The results of a new study show that treatment with an anti-C5 complement blocking antibody significantly reduced bronchial inflammation and airway constriction, suggesting its potential as a treatment for asthma.

The study was conducted in animal models by researchers at Alexion Pharmaceuticals, the Yale University School of Medicine and the Brigham and Women’s Hospital. Alexion believes the results may help position eculizumab, its lead chronic anti-C5 complement blocking antibody drug currently in late stage clinical trials, as a clinical candidate for treatment in severe asthma.

The study demonstrated that both C5a and C5b-9 contribute to the initiation of airway inflammation and in immediate and sustained airway hyperreactivity. Importantly, the researchers found that animals given an anti-C5 blocking antibody – either systemically or when inhaled through a nebulizer – showed substantial reductions in airway reactivity even in the face of ‘airway challenges’ with methacholine, a drug administered to confirm an asthma diagnosis.

The findings also demonstrate that C5 blockade provides more comprehensive and significant reductions in both airway hyperreactivity and pulmonary inflammation than does blockade of a related target, C5a, alone. The anti-C5 blocking antibody, unlike other existing asthma therapies, blocked a wide range of inflammatory mediators known to contribute to the severity and persistence of asthma, including white blood cells and inflammatory mediators from eosinophils and neutrophils. This data suggests a direct role for complement-mediated inflammation in the pathogenesis of severe asthma.

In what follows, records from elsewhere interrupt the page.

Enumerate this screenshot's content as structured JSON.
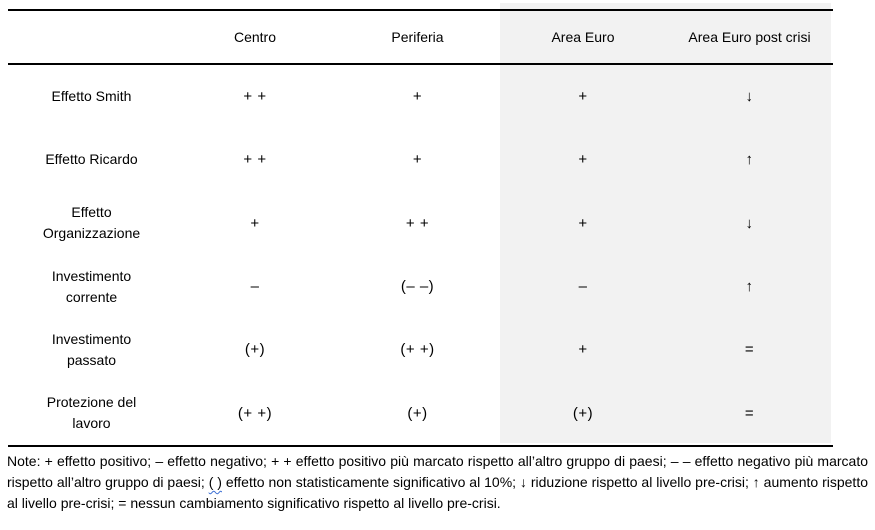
{
  "table": {
    "columns": [
      "",
      "Centro",
      "Periferia",
      "Area Euro",
      "Area Euro post crisi"
    ],
    "highlight_color": "#f2f2f2",
    "rows": [
      {
        "label": "Effetto Smith",
        "values": [
          "+ +",
          "+",
          "+",
          "↓"
        ]
      },
      {
        "label": "Effetto Ricardo",
        "values": [
          "+ +",
          "+",
          "+",
          "↑"
        ]
      },
      {
        "label": "Effetto Organizzazione",
        "values": [
          "+",
          "+ +",
          "+",
          "↓"
        ]
      },
      {
        "label": "Investimento corrente",
        "values": [
          "–",
          "(– –)",
          "–",
          "↑"
        ]
      },
      {
        "label": "Investimento passato",
        "values": [
          "(+)",
          "(+ +)",
          "+",
          "="
        ]
      },
      {
        "label": "Protezione del lavoro",
        "values": [
          "(+ +)",
          "(+)",
          "(+)",
          "="
        ]
      }
    ]
  },
  "notes": {
    "part1": "Note: + effetto positivo; – effetto negativo; + + effetto positivo più marcato rispetto all’altro gruppo di paesi; – – effetto negativo più marcato rispetto all’altro gruppo di paesi; ",
    "underlined": "( )",
    "part2": " effetto non statisticamente significativo al 10%; ↓ riduzione rispetto al livello pre-crisi; ↑ aumento rispetto al livello pre-crisi; = nessun cambiamento significativo rispetto al livello pre-crisi."
  }
}
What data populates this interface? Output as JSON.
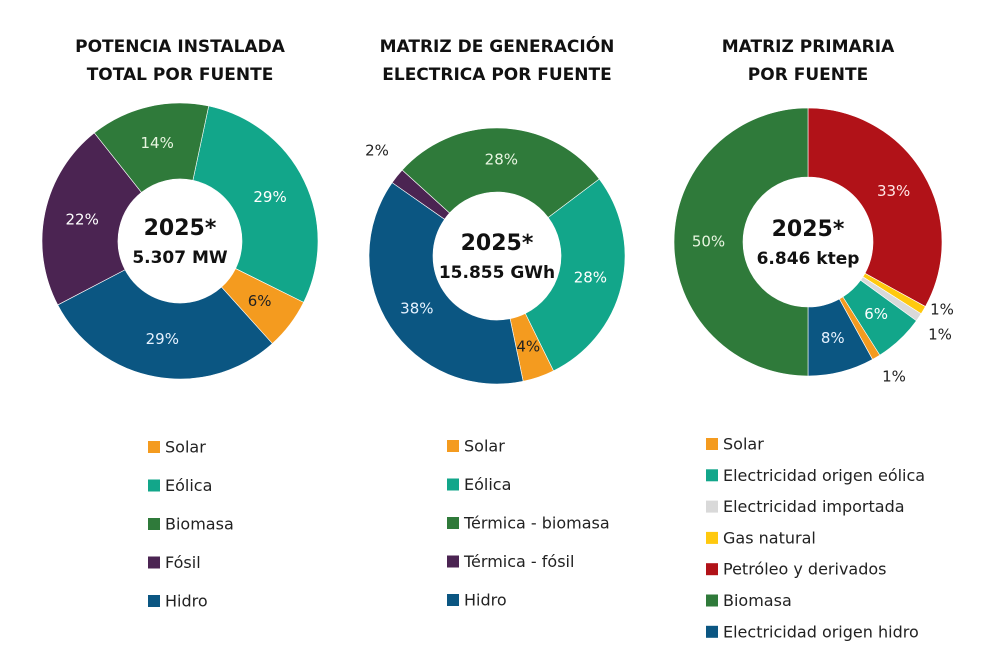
{
  "colors": {
    "Solar": "#F49B1F",
    "Eólica": "#12A68A",
    "Biomasa": "#2F7A3A",
    "Fósil": "#4B2452",
    "Hidro": "#0B5682",
    "Petróleo": "#B11218",
    "Importada": "#D9D9D9",
    "Gas": "#FFC90E"
  },
  "chart_data": [
    {
      "type": "doughnut",
      "title": [
        "POTENCIA INSTALADA",
        "TOTAL POR FUENTE"
      ],
      "center_label": [
        "2025*",
        "5.307 MW"
      ],
      "unit": "%",
      "slices": [
        {
          "name": "Eólica",
          "value": 29,
          "color": "#12A68A"
        },
        {
          "name": "Solar",
          "value": 6,
          "color": "#F49B1F"
        },
        {
          "name": "Hidro",
          "value": 29,
          "color": "#0B5682"
        },
        {
          "name": "Fósil",
          "value": 22,
          "color": "#4B2452"
        },
        {
          "name": "Biomasa",
          "value": 14,
          "color": "#2F7A3A"
        }
      ],
      "legend": [
        {
          "label": "Solar",
          "color": "#F49B1F"
        },
        {
          "label": "Eólica",
          "color": "#12A68A"
        },
        {
          "label": "Biomasa",
          "color": "#2F7A3A"
        },
        {
          "label": "Fósil",
          "color": "#4B2452"
        },
        {
          "label": "Hidro",
          "color": "#0B5682"
        }
      ]
    },
    {
      "type": "doughnut",
      "title": [
        "MATRIZ DE GENERACIÓN",
        "ELECTRICA POR FUENTE"
      ],
      "center_label": [
        "2025*",
        "15.855 GWh"
      ],
      "unit": "%",
      "slices": [
        {
          "name": "Eólica",
          "value": 28,
          "color": "#12A68A"
        },
        {
          "name": "Solar",
          "value": 4,
          "color": "#F49B1F"
        },
        {
          "name": "Hidro",
          "value": 38,
          "color": "#0B5682"
        },
        {
          "name": "Térmica - fósil",
          "value": 2,
          "color": "#4B2452"
        },
        {
          "name": "Térmica - biomasa",
          "value": 28,
          "color": "#2F7A3A"
        }
      ],
      "legend": [
        {
          "label": "Solar",
          "color": "#F49B1F"
        },
        {
          "label": "Eólica",
          "color": "#12A68A"
        },
        {
          "label": "Térmica - biomasa",
          "color": "#2F7A3A"
        },
        {
          "label": "Térmica - fósil",
          "color": "#4B2452"
        },
        {
          "label": "Hidro",
          "color": "#0B5682"
        }
      ]
    },
    {
      "type": "doughnut",
      "title": [
        "MATRIZ PRIMARIA",
        "POR FUENTE"
      ],
      "center_label": [
        "2025*",
        "6.846 ktep"
      ],
      "unit": "%",
      "slices": [
        {
          "name": "Petróleo y derivados",
          "value": 33,
          "color": "#B11218"
        },
        {
          "name": "Gas natural",
          "value": 1,
          "color": "#FFC90E"
        },
        {
          "name": "Electricidad importada",
          "value": 1,
          "color": "#D9D9D9"
        },
        {
          "name": "Electricidad origen eólica",
          "value": 6,
          "color": "#12A68A"
        },
        {
          "name": "Solar",
          "value": 1,
          "color": "#F49B1F"
        },
        {
          "name": "Electricidad origen hidro",
          "value": 8,
          "color": "#0B5682"
        },
        {
          "name": "Biomasa",
          "value": 50,
          "color": "#2F7A3A"
        }
      ],
      "legend": [
        {
          "label": "Solar",
          "color": "#F49B1F"
        },
        {
          "label": "Electricidad origen eólica",
          "color": "#12A68A"
        },
        {
          "label": "Electricidad importada",
          "color": "#D9D9D9"
        },
        {
          "label": "Gas natural",
          "color": "#FFC90E"
        },
        {
          "label": "Petróleo y derivados",
          "color": "#B11218"
        },
        {
          "label": "Biomasa",
          "color": "#2F7A3A"
        },
        {
          "label": "Electricidad origen hidro",
          "color": "#0B5682"
        }
      ]
    }
  ]
}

“These findings, together with human clinical data showing complement activation in asthmatic patients, strongly suggest that complement activation is likely to be very important in the development of inflammation in allergic asthma,” said Dr William Busse, the Charles E Reed professor of medicine and the head of allergy and clinical immunology at the University of Wisconsin-Madison Medical School. “Since this is a new area of exploration in asthma, anti-C5 therapy may have the advantage of providing a novel class of therapeutics for the treatment of this severe disease.”